Note that it's always better to start with intent and then add a topic, since this more closely follows sentence structure with verbs going before nouns, e.g. "I'm looking to buy this camera".
In this case our example would look like this:
Explore manuals
- Camera manuals
- Light manuals
Buy and sell
- Cameras for sale
- Lights for sale
Showcase your work
- Indoors
- Outdoors
- Portraits
There's inevitably a bit of duplication, but at least you can now provide a very clear mapping of your content to the author and reader intents and topics.
Here's a good example of such a structure below. Jehu did a good job combining topics and intents in a single simple one-level structure. Having topics like "powerwall" and "solar" live next to "share your project" and "request to join".
https://jag35.com/a/p/Community/
Strategy 3: segment by audience types
Lastly, I found this to be helpful myself: if your community have very different audiences that don't overlap much, you can create top-level categories for them. We use it in our own community to have separate section for our customers who use WordPress, Shopify and such since they have very different topics that are not relevant to other groups. And, of course, you can combine that with other strategies - topic or intent based.
Check our community for an example of that model:
https://community.peerboard.com/
Other thoughts
Refrain from large category trees. Having too many options makes it (confusing for users) to navigate your community. It also potentially decreases post creation, as users can be confused by the excessively wide array of choices, resulting in decision fatigue. Ideally, start with ~5-7 categories total and expand with the time (which will happen inevitably) into up to 20-25, moving to have two levels somewhere along the way.

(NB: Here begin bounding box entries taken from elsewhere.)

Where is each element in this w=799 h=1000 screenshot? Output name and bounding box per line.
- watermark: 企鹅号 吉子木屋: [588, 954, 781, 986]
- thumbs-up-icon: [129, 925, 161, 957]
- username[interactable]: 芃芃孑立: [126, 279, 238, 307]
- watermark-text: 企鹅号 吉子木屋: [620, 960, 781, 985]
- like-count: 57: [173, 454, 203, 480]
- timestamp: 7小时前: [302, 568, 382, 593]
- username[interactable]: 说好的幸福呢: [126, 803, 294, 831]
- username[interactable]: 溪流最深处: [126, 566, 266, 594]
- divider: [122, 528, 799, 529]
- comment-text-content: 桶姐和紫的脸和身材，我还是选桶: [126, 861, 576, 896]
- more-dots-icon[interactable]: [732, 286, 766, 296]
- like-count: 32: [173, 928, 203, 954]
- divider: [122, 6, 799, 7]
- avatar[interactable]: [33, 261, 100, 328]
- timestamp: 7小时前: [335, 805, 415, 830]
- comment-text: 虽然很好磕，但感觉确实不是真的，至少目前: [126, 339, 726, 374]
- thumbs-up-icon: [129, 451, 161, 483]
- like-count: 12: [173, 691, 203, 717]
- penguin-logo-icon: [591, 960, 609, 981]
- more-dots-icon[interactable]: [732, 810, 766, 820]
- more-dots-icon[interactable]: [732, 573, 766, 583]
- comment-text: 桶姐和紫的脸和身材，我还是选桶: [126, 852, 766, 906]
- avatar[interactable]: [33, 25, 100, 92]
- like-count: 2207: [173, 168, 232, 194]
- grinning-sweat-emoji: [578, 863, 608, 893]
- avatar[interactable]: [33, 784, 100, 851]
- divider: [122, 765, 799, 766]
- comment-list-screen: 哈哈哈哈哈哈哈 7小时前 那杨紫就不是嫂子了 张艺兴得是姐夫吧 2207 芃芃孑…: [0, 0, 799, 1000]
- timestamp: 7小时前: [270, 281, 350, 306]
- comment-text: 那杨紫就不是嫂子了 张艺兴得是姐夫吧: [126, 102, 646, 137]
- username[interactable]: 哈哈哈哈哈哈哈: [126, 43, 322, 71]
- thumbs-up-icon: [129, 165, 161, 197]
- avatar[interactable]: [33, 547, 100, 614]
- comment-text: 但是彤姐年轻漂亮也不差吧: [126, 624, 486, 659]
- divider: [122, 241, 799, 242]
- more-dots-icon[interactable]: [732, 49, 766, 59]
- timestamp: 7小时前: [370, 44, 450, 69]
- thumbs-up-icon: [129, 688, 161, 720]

Don't forget that we have search. Relatedly, don't go too deep into categorization of everything. For example, if you want your members to discuss specific products, don't create individual categories for that, just use post names. Our search works great for finding posts and comments based on a search phrase. For very specific topics search will always be the main way to find things.
Have one catch-all category. So your members can use it when they are not sure what to post about. This also gives you a great tool to collect feedback on what people want to talk about. Call it something like "Other topics" and keep it at the very end so people are not using it by default. When you see a bunch of similarly themed posts accumulate there, create a new category for them and optionally move them to this new category to seed it with good examples.
Have one "release your steam" category. And hide it from your feed and from emails. People always would want to share their complaints and giving them a dedicated outlet for that helps since it also allows you to hide this content from other members.
Comments, ideas?
Share your frameworks and recommendations for all of us to employ!